Why would you want someone like him in your life under any capacity when he's treated you like shit?
There is no trust or respect so it's a non starter.
The fact that he's told you he doesn't want to be your friend should be enough for you to back off and respect his wishes if you care about him.

Personally, I think he's just playing mind games with you and getting off on seeing you chase him for something he is never going to give you.

Let him go and move on.

xsquared · 10/07/2021 09:59

I agree @Umberellatheweatha but I was trying to.avoid using the n word.

ByGrabtharsHammerWhatASavings · 10/07/2021 10:13

Aw I had one of these OP. As hard as it was to accept, the truth is that my ex didn't want to continue our friendship because we never really had a friendship. 10 years of what I thought was a meaningful connection beyond our physical relationship, and as soon as I moved on with someone new and had children he discarded me as if I never existed. I told myself a lot of ego soothing lies about how he must have cared for me too much to just be friends etc etc, but eventually I faced the facts that the second I became a mother I went from his "might have sex with me again one day" column to his "no chance of future sex" column. For whatever reason I would guess that your ex has similarly recatagorised you. Maybe after 8 months of you standing by your word to not sleep with him he's finally believed you that it isn't happening? For whatever reason you're now in the "no chance of a shag" box and have been discarded.

It's really hard finding out someone you cared for never valued you for anything more than sex. It's important to remember that that says nothing about your actual value. But the friendship was likely never real, just an exercise in keeping the door open for sex. I might be wrong of course, but I'm 100% sure that this was the case for my own situation.

Don't waste your time by trying to convince yourself that this is because he cares too much. It's never that. When someone treats you badly it's always because they don't care enough. Put him from your mind for good and enjoy your drama free life.

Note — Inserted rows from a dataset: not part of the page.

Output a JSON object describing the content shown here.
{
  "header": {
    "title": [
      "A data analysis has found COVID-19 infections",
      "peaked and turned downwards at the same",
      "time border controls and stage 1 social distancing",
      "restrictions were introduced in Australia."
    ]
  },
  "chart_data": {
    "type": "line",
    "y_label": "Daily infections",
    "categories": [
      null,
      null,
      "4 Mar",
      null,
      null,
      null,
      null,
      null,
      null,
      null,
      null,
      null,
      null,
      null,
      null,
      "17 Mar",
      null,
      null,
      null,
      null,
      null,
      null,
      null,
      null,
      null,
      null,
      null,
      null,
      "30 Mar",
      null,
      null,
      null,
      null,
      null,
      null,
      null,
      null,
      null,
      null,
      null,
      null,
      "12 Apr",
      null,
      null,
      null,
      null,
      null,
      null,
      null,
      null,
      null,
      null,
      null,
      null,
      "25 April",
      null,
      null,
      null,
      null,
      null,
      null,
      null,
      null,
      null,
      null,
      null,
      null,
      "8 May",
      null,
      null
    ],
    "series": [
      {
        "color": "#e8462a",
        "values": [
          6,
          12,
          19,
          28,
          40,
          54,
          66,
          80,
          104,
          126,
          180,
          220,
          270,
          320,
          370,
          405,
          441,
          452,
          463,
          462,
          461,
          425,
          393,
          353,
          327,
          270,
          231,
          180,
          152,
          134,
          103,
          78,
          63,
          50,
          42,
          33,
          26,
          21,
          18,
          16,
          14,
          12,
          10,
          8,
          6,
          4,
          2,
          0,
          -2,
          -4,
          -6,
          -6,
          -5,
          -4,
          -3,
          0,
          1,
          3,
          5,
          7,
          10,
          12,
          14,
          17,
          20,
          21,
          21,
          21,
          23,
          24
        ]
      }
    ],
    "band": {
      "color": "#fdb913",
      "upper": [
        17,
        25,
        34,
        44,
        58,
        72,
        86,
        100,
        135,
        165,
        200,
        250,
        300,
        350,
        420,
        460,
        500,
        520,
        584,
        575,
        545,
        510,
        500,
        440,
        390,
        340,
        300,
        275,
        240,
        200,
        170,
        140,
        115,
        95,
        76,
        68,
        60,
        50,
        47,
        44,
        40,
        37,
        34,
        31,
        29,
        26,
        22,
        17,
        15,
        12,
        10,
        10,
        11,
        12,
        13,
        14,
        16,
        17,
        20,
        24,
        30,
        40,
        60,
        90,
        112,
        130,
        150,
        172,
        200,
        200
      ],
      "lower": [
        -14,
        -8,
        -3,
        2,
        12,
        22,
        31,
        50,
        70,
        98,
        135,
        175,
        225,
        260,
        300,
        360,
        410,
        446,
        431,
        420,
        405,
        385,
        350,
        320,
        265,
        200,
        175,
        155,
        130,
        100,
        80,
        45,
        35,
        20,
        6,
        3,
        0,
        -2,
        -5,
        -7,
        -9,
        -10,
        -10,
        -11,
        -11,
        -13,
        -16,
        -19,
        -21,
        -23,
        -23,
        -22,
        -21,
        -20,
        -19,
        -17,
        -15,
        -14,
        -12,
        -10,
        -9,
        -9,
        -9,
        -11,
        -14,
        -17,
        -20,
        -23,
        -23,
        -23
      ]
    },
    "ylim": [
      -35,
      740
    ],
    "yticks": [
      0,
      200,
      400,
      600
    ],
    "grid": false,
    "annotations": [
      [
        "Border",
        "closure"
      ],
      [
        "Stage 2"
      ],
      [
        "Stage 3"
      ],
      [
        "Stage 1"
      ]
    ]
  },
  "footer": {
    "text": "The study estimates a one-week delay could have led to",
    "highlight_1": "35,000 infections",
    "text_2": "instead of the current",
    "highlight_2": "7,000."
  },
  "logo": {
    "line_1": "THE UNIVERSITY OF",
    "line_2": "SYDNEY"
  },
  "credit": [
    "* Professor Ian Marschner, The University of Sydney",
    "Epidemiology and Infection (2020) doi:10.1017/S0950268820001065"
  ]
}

Seaoftroubles · 10/07/2021 10:21

He's doing it because he can. Probably loves the idea of 'punishing' you by withdrawing his attention. You are still attracted to him, and he knows it so this control is an ego stroke for him. l'm betting he will get back in touch again at some point, this type usually do.

YarnOver · 10/07/2021 10:52

OP is being really needs though, in desperately wanting friendship from someone who is really not so nice to her. So he's probably latching onto that neediness which is making it worse. He knows how desperate you are OP and he is playing to that

youvegottenminuteslynn · 10/07/2021 11:34

This is going to sound harsh but it sounds like he just doesn't like you so doesn't want you in his life.

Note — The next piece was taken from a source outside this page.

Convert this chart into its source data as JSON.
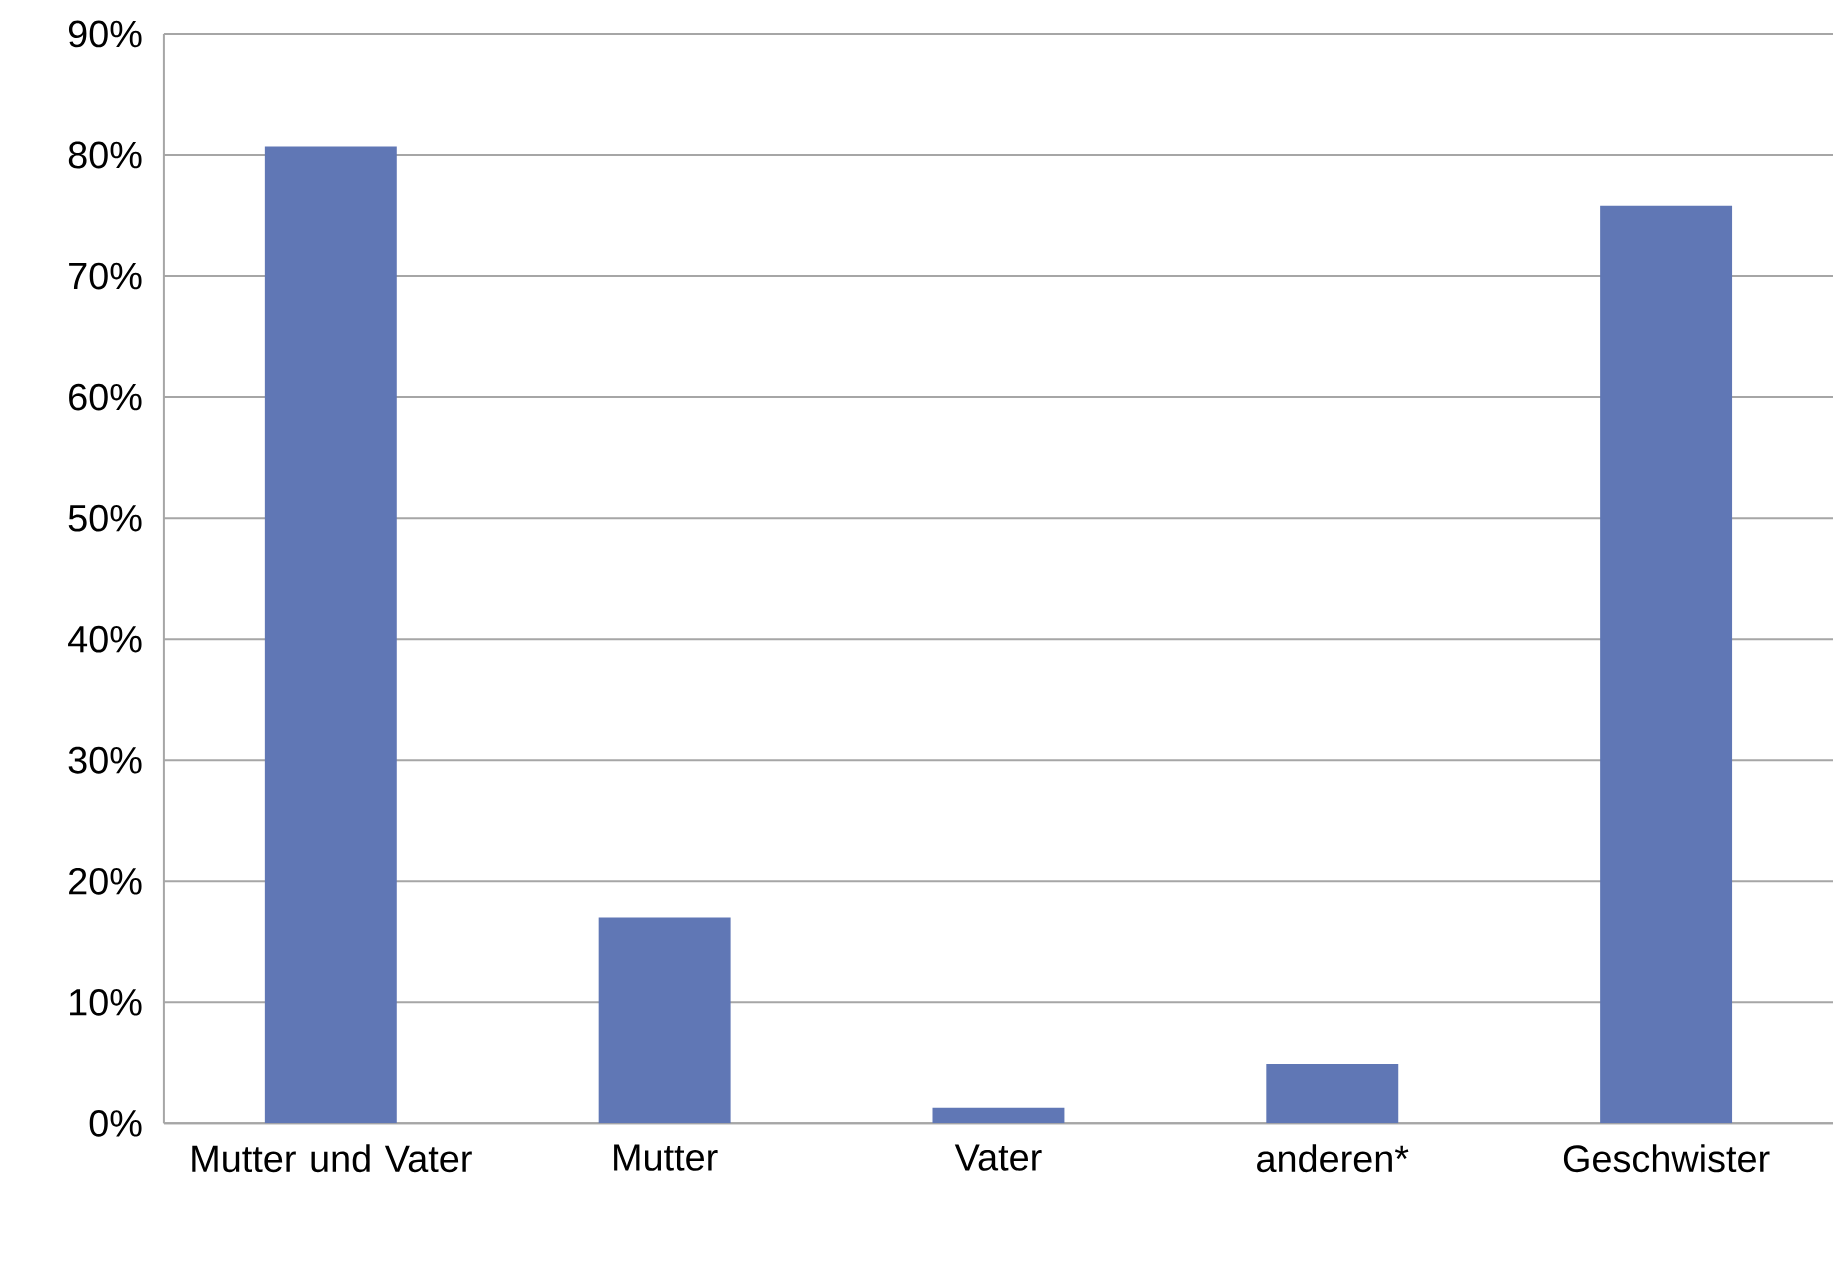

He cheated on you, treated you like shit, ignores you and now deleted you. Those are the actions of someone who isn't bothered about the other persons feelings at all.

He doesn't like you so he doesn't want to be friends.

It makes perfect sense, it just hurts so you're looking for an alternative reason.

But by not accepting that he doesn't like you so doesn't want you in his life, you're wasting time thinking about someone not worth thinking about.

Maybe he thought he wanted to be friends, then realised he didn't enjoy your time together that much without the sex or he could tell you were still into him, either of which could make him not want to hang out with you even as friends.

Can you see that? Onwards and upwards, time to move on from thinking about him.

layladomino · 10/07/2021 19:27

You have to ask yourself why it matters so much. Anyone can choose not to be your friend. I can understand it can hurt - say if it's a friendship of many years, lots of history, and they just drop you without warning. But this isn't that - it's a failed romance. Most failed romances don't end in friendship. You both just move on.

It reads as though you still hold a torch. He's certainly taking up far too much of your headspace. Either intentionally (because he's a controlling idiot who is messing with your head on purpose) or unintentionally (because he doesn't consider you a friend). Either way - move on.